There’s no telling just exacttly how many residents of Louisiana are negatively impacted, by this development. However, here’s a look at some figures on HIV/AIDS in Luoisiana as put together by the folks over at LPHI. One glance and you can see how serious this could be for many.
- As of December 31, 2010, a cumulative total of 30,876 HIV/AIDS cases have been reported in Louisiana, including 316 pediatric cases.
- The cumulative number of deaths among persons diagnosed with HIV/AIDS, reported to the Louisiana Office of Public Health through December 31, 2010, is 12,755 including 103 deaths among pediatric cases.
- A total of 18,308 persons are living with HIV/AIDS in Louisiana; of these individuals, 10,035 persons (55%) have an AIDS diagnosis.
- Among women living with HIV/AIDS, the predominant known mode of transmission is high-risk heterosexual contact followed by injection drug use. Among men living with HIV/AIDS, the predominant mode of transmission is men who have sex with men followed by high-risk heterosexual contact.
- Nationally, Louisiana ranked 4th highest in AIDS case rates and 11th in the number of AIDS cases diagnosed in 2008, according to the CDC 2008 HIV/AIDS Surveillance Report (Vol. 20).

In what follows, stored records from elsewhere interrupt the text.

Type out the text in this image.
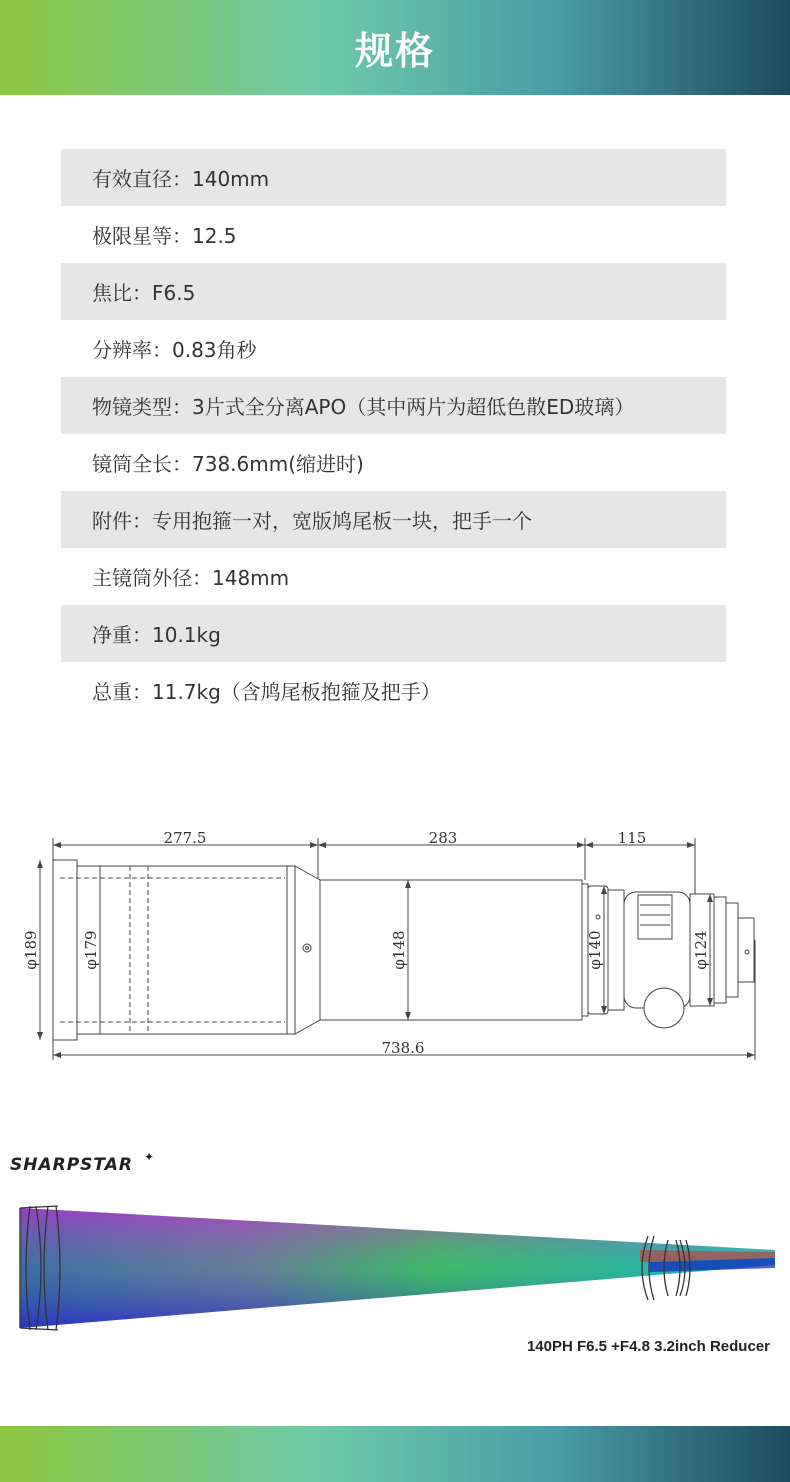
规格
有效直径：140mm
极限星等：12.5
焦比：F6.5
分辨率：0.83角秒
物镜类型：3片式全分离APO（其中两片为超低色散ED玻璃）
镜筒全长：738.6mm(缩进时)
附件：专用抱箍一对，宽版鸠尾板一块，把手一个
主镜筒外径：148mm
净重：10.1kg
总重：11.7kg（含鸠尾板抱箍及把手）
277.5	283	115
738.6
φ189	φ179	φ148	φ140	φ124
SHARPSTAR ✦
140PH F6.5 +F4.8 3.2inch Reducer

- The Baton Rouge metropolitan area ranked 2nd for AIDS case rates among the largest metropolitan areas in the U.S. in 2008; New Orleans metropolitan area ranked 3rd.
- In Louisiana, 33% of new HIV cases and 31% of new AIDS cases are among women.
- HIV continues to disproportionately affect African Americans in Louisiana. In 2009, 76% of newly diagnosed HIV cases and 76% of newly diagnosed AIDS cases were among African Americans.